US Secretary of State John Kerry said in Moscow on Thursday a partial truce in Syria has produced a fragile but beneficial reduction in violence in the Middle Eastern country.
Kerry was speaking at the start of a meeting with Russian Foreign Minister Sergei Lavrov, and will later meet Russian President Vladimir Putin.
"It's fair to say three weeks ago there were very, very few people who believed a cessation of hostilities was possible in Syria," Kerry told Lavrov at the start of their talks in Moscow.
"The result of that work has produced some progress. There has been a fragile (yet) nevertheless beneficial reduction in violence," the top US diplomat said.
Kerry said there was a hope that his meetings with Russian officials could find a way to end the conflict in Syria “as fast as possible.”
His Russian counterpart Lavrov also noted that the cooperation between US and Russia is based on forming a balance of interests of all sides involved in Syria and outside it.
“Our cooperation on Syria, our persistence allowed us to succeed because we worked … by forming a balance of interests, not only those of Moscow and Washington but also of all the sides involved both in Syria and outside it," Lavrov said.
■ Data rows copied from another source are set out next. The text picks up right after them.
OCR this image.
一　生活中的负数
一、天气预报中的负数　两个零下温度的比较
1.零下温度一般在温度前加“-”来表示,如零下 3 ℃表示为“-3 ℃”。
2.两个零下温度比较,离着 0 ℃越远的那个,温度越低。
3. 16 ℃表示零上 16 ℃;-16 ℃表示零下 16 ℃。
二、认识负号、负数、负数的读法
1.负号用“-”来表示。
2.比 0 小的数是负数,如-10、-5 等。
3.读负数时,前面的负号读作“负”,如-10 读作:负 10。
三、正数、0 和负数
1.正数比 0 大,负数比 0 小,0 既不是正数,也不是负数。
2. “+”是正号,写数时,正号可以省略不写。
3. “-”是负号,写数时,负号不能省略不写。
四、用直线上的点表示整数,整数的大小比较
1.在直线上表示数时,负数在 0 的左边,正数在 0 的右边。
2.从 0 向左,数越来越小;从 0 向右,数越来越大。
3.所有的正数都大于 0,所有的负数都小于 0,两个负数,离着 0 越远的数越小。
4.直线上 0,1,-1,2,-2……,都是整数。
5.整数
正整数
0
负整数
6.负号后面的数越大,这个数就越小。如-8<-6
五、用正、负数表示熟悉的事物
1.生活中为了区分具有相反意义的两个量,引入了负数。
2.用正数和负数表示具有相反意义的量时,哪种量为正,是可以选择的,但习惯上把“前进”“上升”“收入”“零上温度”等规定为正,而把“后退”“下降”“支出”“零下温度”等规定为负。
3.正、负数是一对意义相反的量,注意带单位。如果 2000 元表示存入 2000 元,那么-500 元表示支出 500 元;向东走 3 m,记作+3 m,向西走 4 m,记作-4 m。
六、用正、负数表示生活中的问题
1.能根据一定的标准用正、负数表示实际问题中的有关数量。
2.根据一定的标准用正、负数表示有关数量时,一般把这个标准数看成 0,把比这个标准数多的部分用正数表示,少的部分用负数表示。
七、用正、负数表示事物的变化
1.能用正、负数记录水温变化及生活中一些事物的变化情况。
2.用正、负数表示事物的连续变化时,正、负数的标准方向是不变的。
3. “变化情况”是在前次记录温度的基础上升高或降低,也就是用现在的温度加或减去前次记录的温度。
A temporary truce agreement engineered by Russia and the United States, which came into force across Syria on February 27, has been holding despite minor reports of violations by the warring sides.
Peace talks in Geneva between representatives of the Syrian government and opposition groups have been stalled, and Washington believes that Moscow, closely allied to Syrian President Bashar al-Assad, can push Damascus to make concessions.
The talks on Syria collapsed in early February after both the government and the opposition accused each other of violating the terms of a tentative ceasefire which was supposed to be respected during the time of the negotiations.
According to a February report by the Syrian Center for Policy Research, the conflict in the Arab country has claimed the lives of over 470,000 people and displaced nearly half of its pre-war population of about 23 million within or beyond its borders.